You should now have all the tools needed to fix an instance of the producer-consumer problem. Simply put, one thread is producing goods and another thread is consuming goods and in between the goods are put on a stack or a queue. We want the consumer thread to wait using a condition variable, and we want adding produced goods to be mutually exclusive to consuming produced goods, so that our data doesn't get corrupted. We are letting products++ and products-- be surrogates for pushing and popping goods onto a queue/stack. For each product that gets consumed, we increment a book variable. When all products have been consumed, the book value should be 500. If not, the push/pop operations were not mutually exclusive and corrupted each other. Run the code as it is, and you will see that the net value is way off. Make sure you understand why.

// File: lab4/pc.c
#include <stdio.h>
#include <stdlib.h>
#include <pthread.h>
#include <unistd.h>

pthread_cond_t cv;
pthread_mutex_t lock;

int products = 0;
int book = 0;
int done = 0;
int notified = 0;
int overhead = 0;

void *produce(void *param) {
    for (int i = 0; i < 500; i++) {
        // Producing
        products++;

        if (i == 250) {
            sleep(1);
        }
    }

    done = 1;
    pthread_exit(NULL);
}

void *consume(void *param) {
    while (!done || products > 0) {

        while (products > 0) {
            // Consuming
            products--;

            // Book keeping of consumptions
            book++;
        }

        overhead++;
    }

    pthread_exit(NULL);
}

int main() {
    pthread_t producer, consumer;

    pthread_mutex_init(&lock, NULL);
    pthread_cond_init(&cv, NULL);

    pthread_create(&producer, NULL, produce, NULL);
    pthread_create(&consumer, NULL, consume, NULL);

    pthread_join(producer, NULL);
    pthread_join(consumer, NULL);

    pthread_mutex_destroy(&lock);
    pthread_cond_destroy(&cv);

    printf("%d (overhead %d)\n", book, overhead);

    pthread_exit(NULL);
}

Exercise

  • Fix this problem by using a lock and a condition variable. As a start, you can begin by putting mutexes in place, to get the right results but poor overhead. You do not need a notified variable and can instead check if there are products to consume.

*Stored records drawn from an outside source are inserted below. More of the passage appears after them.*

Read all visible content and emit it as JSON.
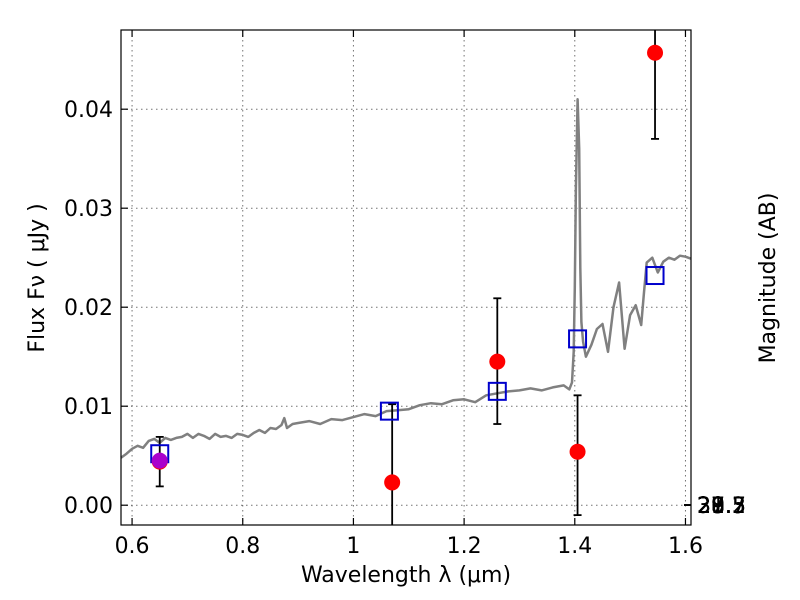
{
  "chart_data": {
    "type": "scatter",
    "xlabel": "Wavelength  λ (μm)",
    "ylabel": "Flux  Fν  ( μJy )",
    "ylabel_right": "Magnitude (AB)",
    "xlim": [
      0.58,
      1.61
    ],
    "ylim": [
      -0.002,
      0.048
    ],
    "grid": true,
    "x_ticks": [
      {
        "value": 0.6,
        "label": "0.6"
      },
      {
        "value": 0.8,
        "label": "0.8"
      },
      {
        "value": 1.0,
        "label": "1"
      },
      {
        "value": 1.2,
        "label": "1.2"
      },
      {
        "value": 1.4,
        "label": "1.4"
      },
      {
        "value": 1.6,
        "label": "1.6"
      }
    ],
    "y_ticks": [
      {
        "value": 0.0,
        "label": "0.00"
      },
      {
        "value": 0.01,
        "label": "0.01"
      },
      {
        "value": 0.02,
        "label": "0.02"
      },
      {
        "value": 0.03,
        "label": "0.03"
      },
      {
        "value": 0.04,
        "label": "0.04"
      }
    ],
    "mag_ticks": [
      {
        "value": 27.3,
        "label": "27.3"
      },
      {
        "value": 27.5,
        "label": "27.5"
      },
      {
        "value": 27.7,
        "label": "27.7"
      },
      {
        "value": 28.0,
        "label": "28"
      },
      {
        "value": 28.2,
        "label": "28.2"
      },
      {
        "value": 28.5,
        "label": "28.5"
      },
      {
        "value": 29.0,
        "label": "29"
      },
      {
        "value": 29.5,
        "label": "29.5"
      },
      {
        "value": 30.0,
        "label": "30"
      },
      {
        "value": 31.0,
        "label": "31"
      }
    ],
    "series": [
      {
        "kind": "template-spectrum",
        "color": "#808080",
        "x": [
          0.58,
          0.59,
          0.6,
          0.61,
          0.62,
          0.63,
          0.64,
          0.65,
          0.66,
          0.67,
          0.68,
          0.69,
          0.7,
          0.71,
          0.72,
          0.73,
          0.74,
          0.75,
          0.76,
          0.77,
          0.78,
          0.79,
          0.8,
          0.81,
          0.82,
          0.83,
          0.84,
          0.85,
          0.86,
          0.87,
          0.875,
          0.88,
          0.89,
          0.9,
          0.92,
          0.94,
          0.96,
          0.98,
          1.0,
          1.02,
          1.04,
          1.06,
          1.08,
          1.1,
          1.12,
          1.14,
          1.16,
          1.18,
          1.2,
          1.22,
          1.24,
          1.26,
          1.28,
          1.3,
          1.32,
          1.34,
          1.36,
          1.38,
          1.39,
          1.395,
          1.398,
          1.4,
          1.402,
          1.405,
          1.408,
          1.41,
          1.412,
          1.415,
          1.42,
          1.43,
          1.44,
          1.45,
          1.46,
          1.47,
          1.48,
          1.49,
          1.5,
          1.51,
          1.52,
          1.525,
          1.53,
          1.54,
          1.55,
          1.56,
          1.57,
          1.58,
          1.59,
          1.6,
          1.61
        ],
        "values": [
          0.0048,
          0.0052,
          0.0057,
          0.006,
          0.0058,
          0.0065,
          0.0067,
          0.0063,
          0.0068,
          0.0066,
          0.0068,
          0.0069,
          0.0072,
          0.0068,
          0.0072,
          0.007,
          0.0067,
          0.0072,
          0.0069,
          0.007,
          0.0068,
          0.0072,
          0.0071,
          0.0069,
          0.0073,
          0.0076,
          0.0073,
          0.0078,
          0.0077,
          0.0081,
          0.0088,
          0.0078,
          0.0082,
          0.0083,
          0.0085,
          0.0082,
          0.0087,
          0.0086,
          0.0089,
          0.0092,
          0.009,
          0.0095,
          0.0096,
          0.0097,
          0.0101,
          0.0103,
          0.0102,
          0.0106,
          0.0107,
          0.0104,
          0.0111,
          0.0113,
          0.0115,
          0.0116,
          0.0118,
          0.0116,
          0.0119,
          0.0121,
          0.0117,
          0.0124,
          0.0155,
          0.022,
          0.032,
          0.041,
          0.036,
          0.024,
          0.0185,
          0.0165,
          0.015,
          0.0162,
          0.0178,
          0.0183,
          0.0155,
          0.02,
          0.0225,
          0.0158,
          0.0192,
          0.0202,
          0.0182,
          0.0215,
          0.0245,
          0.025,
          0.0235,
          0.0246,
          0.025,
          0.0248,
          0.0252,
          0.0251,
          0.0249
        ]
      },
      {
        "kind": "model-photometry",
        "marker": "open-square",
        "color": "#0000cc",
        "x": [
          0.65,
          1.065,
          1.26,
          1.405,
          1.545
        ],
        "values": [
          0.0052,
          0.0095,
          0.0115,
          0.0168,
          0.0232
        ]
      },
      {
        "kind": "observed-photometry",
        "marker": "filled-circle",
        "color": "#ff0000",
        "x": [
          0.65,
          1.07,
          1.26,
          1.405,
          1.545
        ],
        "values": [
          0.0044,
          0.0023,
          0.0145,
          0.0054,
          0.0457
        ],
        "err_low": [
          0.0019,
          -0.003,
          0.0082,
          -0.001,
          0.037
        ],
        "err_high": [
          0.0069,
          0.0102,
          0.0209,
          0.0111,
          0.05
        ]
      },
      {
        "kind": "extra-point",
        "marker": "filled-circle",
        "color": "#aa00cc",
        "x": [
          0.65
        ],
        "values": [
          0.0045
        ]
      }
    ]
  }
}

Don't expect the fix to be trivial, and feel free to ask your TA for help. Just wrapping all access to the shared memory in lock-unlock blocks can fix this problem, but remember that we don't want the consumer loop to run amok, taking up resources, so a condition variable is ideal. To check for this, we have added a counter in the consumption loop and a small sleep in the middle of the production. This should cause the overhead loop to run many times, giving us a huge value. A correct solution should have an overhead value in the hundreds.